Ketakutan mulai merayapi pikiranku. Aku mencoba mencari penjelasan logis, tapi semuanya terasa janggal. Sampai suatu malam, Nisa berkata dengan pelan, “Kak… aku lihat kamu juga.”

Aku mematung. “Maksudmu, kamu lihat kabut itu… di aku?”

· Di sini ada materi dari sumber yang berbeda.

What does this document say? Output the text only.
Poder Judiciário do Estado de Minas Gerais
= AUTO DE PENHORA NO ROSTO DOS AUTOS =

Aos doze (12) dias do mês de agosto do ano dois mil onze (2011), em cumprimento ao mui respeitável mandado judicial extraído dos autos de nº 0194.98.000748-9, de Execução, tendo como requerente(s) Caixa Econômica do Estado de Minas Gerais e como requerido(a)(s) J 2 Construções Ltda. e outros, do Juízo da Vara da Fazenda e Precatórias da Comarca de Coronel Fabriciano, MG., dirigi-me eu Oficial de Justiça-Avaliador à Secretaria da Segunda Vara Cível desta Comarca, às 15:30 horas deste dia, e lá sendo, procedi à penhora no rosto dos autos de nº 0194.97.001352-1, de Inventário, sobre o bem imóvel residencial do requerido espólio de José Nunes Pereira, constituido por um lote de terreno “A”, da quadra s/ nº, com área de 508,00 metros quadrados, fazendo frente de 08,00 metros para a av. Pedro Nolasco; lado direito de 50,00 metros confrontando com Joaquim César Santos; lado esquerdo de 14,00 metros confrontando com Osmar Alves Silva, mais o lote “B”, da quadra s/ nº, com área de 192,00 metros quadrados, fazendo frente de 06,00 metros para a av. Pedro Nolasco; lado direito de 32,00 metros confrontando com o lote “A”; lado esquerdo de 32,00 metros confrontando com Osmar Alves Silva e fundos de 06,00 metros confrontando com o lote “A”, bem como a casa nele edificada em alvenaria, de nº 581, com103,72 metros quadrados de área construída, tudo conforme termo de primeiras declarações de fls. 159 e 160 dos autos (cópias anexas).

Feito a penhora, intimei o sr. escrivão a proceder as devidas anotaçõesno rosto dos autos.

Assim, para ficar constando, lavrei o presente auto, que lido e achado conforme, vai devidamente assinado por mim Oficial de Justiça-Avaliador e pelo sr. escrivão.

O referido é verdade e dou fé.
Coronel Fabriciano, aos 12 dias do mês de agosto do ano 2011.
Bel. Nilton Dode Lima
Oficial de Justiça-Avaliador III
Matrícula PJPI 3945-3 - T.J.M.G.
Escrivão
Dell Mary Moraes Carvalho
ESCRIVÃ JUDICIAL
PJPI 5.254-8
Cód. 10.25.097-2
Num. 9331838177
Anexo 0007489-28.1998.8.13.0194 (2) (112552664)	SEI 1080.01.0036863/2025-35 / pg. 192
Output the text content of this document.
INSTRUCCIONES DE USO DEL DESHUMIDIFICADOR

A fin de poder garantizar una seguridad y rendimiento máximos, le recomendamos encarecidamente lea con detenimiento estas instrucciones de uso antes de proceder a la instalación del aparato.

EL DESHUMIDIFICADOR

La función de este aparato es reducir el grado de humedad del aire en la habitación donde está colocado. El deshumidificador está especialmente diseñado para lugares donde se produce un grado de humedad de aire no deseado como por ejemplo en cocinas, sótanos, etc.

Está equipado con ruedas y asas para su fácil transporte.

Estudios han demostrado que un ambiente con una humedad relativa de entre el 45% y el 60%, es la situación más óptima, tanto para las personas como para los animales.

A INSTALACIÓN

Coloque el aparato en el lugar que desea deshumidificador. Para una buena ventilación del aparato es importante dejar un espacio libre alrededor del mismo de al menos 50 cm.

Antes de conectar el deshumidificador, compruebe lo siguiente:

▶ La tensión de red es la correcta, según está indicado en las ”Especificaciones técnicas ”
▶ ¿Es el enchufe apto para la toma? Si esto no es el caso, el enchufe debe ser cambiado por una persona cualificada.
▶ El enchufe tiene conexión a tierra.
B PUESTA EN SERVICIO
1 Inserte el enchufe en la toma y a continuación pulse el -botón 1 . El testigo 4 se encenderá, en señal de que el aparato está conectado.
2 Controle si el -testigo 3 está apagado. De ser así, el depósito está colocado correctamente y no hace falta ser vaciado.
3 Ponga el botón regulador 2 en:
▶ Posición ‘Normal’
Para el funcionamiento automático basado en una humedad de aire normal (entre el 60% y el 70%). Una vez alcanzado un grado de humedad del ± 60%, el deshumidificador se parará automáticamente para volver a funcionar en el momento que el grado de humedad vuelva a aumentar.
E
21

Nisa mengangguk perlahan, dan malam itu aku tak bisa tidur. Pikiranku kacau. Mimpi buruk datang berulang kali. Aku melihat diriku berjalan di rel kereta, lalu ditabrak dengan keras. Tapi anehnya, aku tak merasakan sakit. Hanya gelap… dan sunyi.

Setiap hari, aku makin sering merasa dunia terasa jauh. Orang-orang seperti tak benar-benar memperhatikanku. Tetangga yang biasa menyapa kini hanya melintas tanpa menoleh. Bahkan ibu jarang bicara. Ia hanya duduk memandangi foto lama di ruang tamu—foto keluarga kami, yang entah kenapa terasa berbeda. Dalam foto itu, wajahku dan Nisa tampak buram.

Aku akhirnya membawa Nisa ke seorang ustazah yang dikenal bisa membantu anak-anak dengan kemampuan gaib. Saat melihat Nisa, ustazah itu hanya menunduk dalam-dalam.

“Anak ini tidak hanya bisa melihat kematian. Dia adalah penghubung,” katanya.

“Penghubung apa?” tanyaku panik.

“Penghubung antara dunia yang hidup… dan yang sudah mati.”

Sejak malam itu, semuanya makin tak masuk akal. Jam di rumah sering berhenti pada pukul 02.17. Setiap kali aku mencoba menyalakan TV, salurannya hanya menampilkan layar hitam. Dan di cermin, aku mulai melihat bayangan lain berdiri di belakangku.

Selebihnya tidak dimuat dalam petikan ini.